It's been a while since the last Top 5 has been released. My apologies, but I attended the VMware Technical Summit, was on a holiday for a week in Italy and two close relatives passed away. Anyway it is Sunday again and tomorrow a fresh new weeks start… no apologies any more. We will continue with the Top 5 as of this week again. It took me a while to go through the immense list of articles, but I guess the following 5 stood out.
- Bob Plankers – What are P-states and how do I use them in vSphere?
VMware vSphere 4 added the ability to take advantage of Intel SpeedStep and AMD PowerNow! CPU power management features. These features are commonly known as “Dynamic Voltage and Frequency Scaling” or DVFS, and let an OS cooperate with the CPU to reduce power consumption by reducing the frequency of the CPU and the voltage at which it is operating. It reduces these things in preset tiers, and these tiers are known as P-states. On Intel CPUs they are trademarked as “SpeedStep” and on AMD they are either “Cool’n'Quiet” or “PowerNow!”
- Bouke Groenescheij – Shares: Low-Normal-High
Well, try to stay away from multi core VMs. If you are running multicore VMs, don't overcommit (at least not too much) and put them on a dedicated cluster. Why not overcommitting? Well, duh, you gave it multiple CPUs, so apparently those VMs need to do some processing which is very important. And since it's that important, don't overcommit. Should make sense. Else give it one vCPU. Also, try not to use the somewhat extreme 'low-normal-high' share setting. I would say: "If a VM is more important, use a custom setting of 1200 shares/vCPU. If a VM is less important, use a custom setting of 800 shares/vCPU". That way the ratio between them isn't that extreme and nature is more balanced.
- Frank Denneman – Resource Pools Memory Reservations
If a cluster is under-committed the VM resource entitlement will be the same as its demand, in other words, the VM will be allocated whatever it wants to consume within its configured limit.
When a cluster is overcommitted, the cluster experiences more resource demand than its current capacity, at this point DRS and the VMkernel will allocate resources based on the resource entitlement of the virtual machine. Resource entitlement is covered later in the article.
- Scott Sauer – VMware Acquisitions – What’s it all mean?
There has been a lot of activity here at VMware with acquisitions and partnerships over the past few months.

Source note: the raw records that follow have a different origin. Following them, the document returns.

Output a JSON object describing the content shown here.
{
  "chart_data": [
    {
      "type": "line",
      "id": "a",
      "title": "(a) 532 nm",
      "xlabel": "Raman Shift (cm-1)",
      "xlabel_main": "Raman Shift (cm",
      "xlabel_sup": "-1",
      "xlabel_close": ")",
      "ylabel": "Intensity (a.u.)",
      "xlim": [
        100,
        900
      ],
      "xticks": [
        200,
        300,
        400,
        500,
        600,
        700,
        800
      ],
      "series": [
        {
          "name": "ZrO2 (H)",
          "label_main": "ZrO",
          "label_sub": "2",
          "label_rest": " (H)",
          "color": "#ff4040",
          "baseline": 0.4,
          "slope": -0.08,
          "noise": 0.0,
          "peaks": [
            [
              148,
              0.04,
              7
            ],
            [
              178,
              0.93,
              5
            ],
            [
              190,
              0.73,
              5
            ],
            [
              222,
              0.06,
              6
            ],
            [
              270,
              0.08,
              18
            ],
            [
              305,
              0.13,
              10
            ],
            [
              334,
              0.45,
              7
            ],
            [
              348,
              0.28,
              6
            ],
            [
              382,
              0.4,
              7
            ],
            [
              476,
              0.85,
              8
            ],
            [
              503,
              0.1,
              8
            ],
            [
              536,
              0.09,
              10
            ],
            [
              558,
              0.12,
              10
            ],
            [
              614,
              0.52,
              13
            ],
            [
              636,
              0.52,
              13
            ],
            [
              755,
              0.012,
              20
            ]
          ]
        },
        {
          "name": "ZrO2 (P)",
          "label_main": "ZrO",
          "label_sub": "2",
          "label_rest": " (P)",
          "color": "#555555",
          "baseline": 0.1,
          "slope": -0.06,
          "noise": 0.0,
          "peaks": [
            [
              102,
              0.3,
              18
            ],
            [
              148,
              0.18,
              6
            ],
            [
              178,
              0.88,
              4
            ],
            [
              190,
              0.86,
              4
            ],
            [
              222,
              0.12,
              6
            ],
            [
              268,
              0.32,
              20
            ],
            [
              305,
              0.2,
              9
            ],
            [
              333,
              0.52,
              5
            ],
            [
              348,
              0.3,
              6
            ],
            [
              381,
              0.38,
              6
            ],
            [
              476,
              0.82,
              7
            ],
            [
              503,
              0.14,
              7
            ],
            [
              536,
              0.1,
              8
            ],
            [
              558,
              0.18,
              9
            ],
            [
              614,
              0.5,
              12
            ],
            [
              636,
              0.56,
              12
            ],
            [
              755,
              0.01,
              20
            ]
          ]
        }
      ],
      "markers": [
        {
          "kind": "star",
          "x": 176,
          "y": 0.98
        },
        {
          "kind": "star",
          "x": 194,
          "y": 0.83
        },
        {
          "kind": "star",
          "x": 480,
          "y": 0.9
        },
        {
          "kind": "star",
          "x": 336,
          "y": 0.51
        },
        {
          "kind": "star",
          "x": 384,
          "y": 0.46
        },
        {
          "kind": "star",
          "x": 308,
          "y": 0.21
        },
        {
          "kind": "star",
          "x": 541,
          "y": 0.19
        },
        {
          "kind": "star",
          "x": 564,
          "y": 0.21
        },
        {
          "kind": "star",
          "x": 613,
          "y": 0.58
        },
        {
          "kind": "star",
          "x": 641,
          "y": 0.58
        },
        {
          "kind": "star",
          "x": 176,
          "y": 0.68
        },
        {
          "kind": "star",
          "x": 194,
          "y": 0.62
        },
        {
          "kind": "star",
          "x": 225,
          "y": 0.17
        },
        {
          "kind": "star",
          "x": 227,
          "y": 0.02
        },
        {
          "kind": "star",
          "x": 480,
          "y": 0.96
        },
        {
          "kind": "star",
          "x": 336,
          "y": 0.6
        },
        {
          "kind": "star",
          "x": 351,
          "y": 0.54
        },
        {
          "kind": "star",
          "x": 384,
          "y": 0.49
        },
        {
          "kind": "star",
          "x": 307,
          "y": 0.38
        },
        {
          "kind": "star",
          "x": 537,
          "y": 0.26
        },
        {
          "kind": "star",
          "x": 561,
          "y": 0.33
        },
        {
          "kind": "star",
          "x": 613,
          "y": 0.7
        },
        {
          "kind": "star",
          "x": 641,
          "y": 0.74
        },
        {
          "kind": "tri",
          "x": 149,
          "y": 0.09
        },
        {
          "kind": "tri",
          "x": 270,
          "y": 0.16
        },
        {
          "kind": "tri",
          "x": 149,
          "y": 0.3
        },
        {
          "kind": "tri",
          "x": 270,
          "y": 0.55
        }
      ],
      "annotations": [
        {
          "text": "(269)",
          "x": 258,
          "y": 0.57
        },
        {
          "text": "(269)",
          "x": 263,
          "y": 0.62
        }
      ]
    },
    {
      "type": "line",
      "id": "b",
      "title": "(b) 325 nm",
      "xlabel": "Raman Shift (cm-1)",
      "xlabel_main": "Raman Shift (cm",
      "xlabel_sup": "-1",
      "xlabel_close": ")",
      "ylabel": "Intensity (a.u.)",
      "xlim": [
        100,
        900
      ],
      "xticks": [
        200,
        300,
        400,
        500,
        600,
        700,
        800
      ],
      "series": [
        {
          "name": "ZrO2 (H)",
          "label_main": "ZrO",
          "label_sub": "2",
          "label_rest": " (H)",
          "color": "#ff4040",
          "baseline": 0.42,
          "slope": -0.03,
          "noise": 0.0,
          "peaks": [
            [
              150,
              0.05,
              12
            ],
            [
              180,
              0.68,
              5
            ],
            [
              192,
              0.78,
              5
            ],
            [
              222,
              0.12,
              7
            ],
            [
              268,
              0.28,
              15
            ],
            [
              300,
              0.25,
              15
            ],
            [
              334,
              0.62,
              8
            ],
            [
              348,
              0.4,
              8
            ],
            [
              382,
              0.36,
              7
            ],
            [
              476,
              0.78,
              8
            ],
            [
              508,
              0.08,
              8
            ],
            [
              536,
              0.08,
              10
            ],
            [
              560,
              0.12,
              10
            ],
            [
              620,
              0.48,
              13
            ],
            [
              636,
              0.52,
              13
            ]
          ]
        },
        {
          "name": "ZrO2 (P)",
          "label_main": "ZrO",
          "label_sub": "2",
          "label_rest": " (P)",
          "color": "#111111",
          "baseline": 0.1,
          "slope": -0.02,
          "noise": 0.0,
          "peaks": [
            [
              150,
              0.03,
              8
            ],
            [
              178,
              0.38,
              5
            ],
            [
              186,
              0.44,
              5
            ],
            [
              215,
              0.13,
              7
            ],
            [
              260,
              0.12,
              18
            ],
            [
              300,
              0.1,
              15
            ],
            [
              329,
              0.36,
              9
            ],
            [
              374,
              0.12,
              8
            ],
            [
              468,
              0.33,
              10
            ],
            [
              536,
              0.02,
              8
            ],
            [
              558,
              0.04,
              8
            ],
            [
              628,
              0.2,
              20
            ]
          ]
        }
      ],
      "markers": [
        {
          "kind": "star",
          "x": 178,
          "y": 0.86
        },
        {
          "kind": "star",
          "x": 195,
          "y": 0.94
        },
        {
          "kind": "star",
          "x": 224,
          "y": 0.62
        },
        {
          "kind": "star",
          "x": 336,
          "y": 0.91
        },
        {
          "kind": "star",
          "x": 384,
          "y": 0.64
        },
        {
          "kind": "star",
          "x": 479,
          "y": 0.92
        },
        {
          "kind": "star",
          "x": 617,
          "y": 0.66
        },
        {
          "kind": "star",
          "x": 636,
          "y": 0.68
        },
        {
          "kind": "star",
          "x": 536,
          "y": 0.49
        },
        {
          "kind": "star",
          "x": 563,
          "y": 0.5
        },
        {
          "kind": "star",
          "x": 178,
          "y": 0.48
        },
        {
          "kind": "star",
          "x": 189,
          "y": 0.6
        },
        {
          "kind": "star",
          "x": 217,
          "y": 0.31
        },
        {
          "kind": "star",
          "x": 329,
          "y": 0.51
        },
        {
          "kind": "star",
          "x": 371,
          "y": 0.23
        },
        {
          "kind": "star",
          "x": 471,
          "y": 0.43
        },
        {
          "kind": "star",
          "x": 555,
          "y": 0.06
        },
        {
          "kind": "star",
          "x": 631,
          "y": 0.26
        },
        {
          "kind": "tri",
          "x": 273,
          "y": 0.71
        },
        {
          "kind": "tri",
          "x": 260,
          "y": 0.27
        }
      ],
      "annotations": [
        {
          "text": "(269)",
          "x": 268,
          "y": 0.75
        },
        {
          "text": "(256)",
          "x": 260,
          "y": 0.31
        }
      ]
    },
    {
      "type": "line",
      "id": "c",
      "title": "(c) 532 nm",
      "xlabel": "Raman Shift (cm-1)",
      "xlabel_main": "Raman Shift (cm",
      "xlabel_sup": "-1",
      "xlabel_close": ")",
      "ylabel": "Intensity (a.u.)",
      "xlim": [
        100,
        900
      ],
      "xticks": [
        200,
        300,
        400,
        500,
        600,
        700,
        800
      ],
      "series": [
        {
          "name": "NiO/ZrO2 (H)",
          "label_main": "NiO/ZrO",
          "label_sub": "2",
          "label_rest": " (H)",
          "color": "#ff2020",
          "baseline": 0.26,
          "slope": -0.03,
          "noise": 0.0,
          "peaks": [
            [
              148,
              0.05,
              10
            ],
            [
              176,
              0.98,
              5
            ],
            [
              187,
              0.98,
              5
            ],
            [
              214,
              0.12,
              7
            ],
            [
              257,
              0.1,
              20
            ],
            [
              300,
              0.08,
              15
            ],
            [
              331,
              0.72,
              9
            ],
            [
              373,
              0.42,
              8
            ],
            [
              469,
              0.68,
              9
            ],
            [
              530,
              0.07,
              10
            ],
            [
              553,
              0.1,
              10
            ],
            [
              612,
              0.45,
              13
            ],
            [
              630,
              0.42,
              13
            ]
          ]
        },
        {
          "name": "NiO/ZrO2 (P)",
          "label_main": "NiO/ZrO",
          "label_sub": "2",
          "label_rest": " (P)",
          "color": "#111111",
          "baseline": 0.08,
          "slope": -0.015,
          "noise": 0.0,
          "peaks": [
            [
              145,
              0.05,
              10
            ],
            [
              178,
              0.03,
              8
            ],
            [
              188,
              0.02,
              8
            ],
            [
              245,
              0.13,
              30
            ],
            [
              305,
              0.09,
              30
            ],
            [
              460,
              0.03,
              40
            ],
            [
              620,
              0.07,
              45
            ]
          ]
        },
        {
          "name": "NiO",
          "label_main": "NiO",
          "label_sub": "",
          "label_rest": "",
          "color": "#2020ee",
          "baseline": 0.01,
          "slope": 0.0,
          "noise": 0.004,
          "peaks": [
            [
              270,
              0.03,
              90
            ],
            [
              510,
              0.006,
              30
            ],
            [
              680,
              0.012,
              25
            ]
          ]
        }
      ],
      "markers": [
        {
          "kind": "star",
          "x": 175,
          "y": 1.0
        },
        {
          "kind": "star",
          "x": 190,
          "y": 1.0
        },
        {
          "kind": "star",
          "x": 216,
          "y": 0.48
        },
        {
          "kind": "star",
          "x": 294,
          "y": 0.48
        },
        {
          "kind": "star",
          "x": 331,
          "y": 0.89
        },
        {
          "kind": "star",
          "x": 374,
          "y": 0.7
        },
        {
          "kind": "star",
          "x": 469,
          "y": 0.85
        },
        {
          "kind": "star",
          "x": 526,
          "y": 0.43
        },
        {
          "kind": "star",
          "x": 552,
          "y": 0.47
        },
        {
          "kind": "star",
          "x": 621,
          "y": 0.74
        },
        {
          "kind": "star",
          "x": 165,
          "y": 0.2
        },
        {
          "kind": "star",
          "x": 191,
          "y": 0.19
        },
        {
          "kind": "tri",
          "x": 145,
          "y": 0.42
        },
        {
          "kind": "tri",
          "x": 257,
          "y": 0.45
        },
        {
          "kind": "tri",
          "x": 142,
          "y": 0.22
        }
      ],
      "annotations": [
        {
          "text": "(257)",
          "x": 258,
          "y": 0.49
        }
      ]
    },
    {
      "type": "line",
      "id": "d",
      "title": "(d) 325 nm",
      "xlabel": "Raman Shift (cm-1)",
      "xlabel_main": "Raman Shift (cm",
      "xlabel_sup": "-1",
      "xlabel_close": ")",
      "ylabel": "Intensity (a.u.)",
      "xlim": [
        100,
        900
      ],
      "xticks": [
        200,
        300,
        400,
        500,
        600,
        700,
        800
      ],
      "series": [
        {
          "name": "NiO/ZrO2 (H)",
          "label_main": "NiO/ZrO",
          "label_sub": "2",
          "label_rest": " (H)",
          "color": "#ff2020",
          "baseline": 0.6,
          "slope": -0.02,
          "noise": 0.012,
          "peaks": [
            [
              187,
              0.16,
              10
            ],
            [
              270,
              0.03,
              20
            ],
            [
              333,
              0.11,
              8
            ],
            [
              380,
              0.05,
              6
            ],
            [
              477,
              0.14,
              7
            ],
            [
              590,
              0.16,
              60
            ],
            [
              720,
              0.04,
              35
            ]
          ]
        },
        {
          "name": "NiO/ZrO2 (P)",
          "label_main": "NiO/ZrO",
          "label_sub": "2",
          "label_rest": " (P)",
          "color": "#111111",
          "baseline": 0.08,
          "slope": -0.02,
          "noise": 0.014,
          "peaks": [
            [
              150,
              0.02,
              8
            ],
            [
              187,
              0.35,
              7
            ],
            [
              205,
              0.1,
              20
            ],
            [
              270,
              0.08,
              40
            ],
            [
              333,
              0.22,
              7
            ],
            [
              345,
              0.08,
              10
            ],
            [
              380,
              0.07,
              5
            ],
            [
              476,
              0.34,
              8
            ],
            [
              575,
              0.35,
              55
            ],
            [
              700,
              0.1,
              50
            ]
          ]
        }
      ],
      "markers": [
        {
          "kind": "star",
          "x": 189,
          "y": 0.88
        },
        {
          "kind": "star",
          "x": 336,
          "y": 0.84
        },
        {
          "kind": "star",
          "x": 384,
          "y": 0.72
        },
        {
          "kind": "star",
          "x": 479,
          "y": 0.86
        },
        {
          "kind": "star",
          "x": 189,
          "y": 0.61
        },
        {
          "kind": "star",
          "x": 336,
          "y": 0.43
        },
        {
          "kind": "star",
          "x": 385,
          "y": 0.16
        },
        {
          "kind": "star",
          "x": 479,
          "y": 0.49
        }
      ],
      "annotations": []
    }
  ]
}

A fellow engineer at VMware summarized a lot of these acquisitions and how they are meaningful to VMware as an organization. I wanted to share this information because I think it provides people with a better understanding of where we are going as a company and the overall strategic vision of VMware (Thanks again Andy!).
- Steve Kaplan – Calculating the optimal Microsoft SQL licenses for virtualization
The ability to consolidate multiple SQL instances onto a single host combined with application server license mobility rules generally make either SQL Server Enterprise or SQL Server Datacenter the best choice for a vDC. A 2-CPU VMware vSphere host, for example, running two licenses of SQL Server Enterprise could run up to eight instances of either SQL Server Standard or Enterprise. Additionally, these instances can either be VMotioned to another host in the cluster or even utilize the continuous availability of vSphere Fault Tolerance without requiring additional SQL licensing for the target host.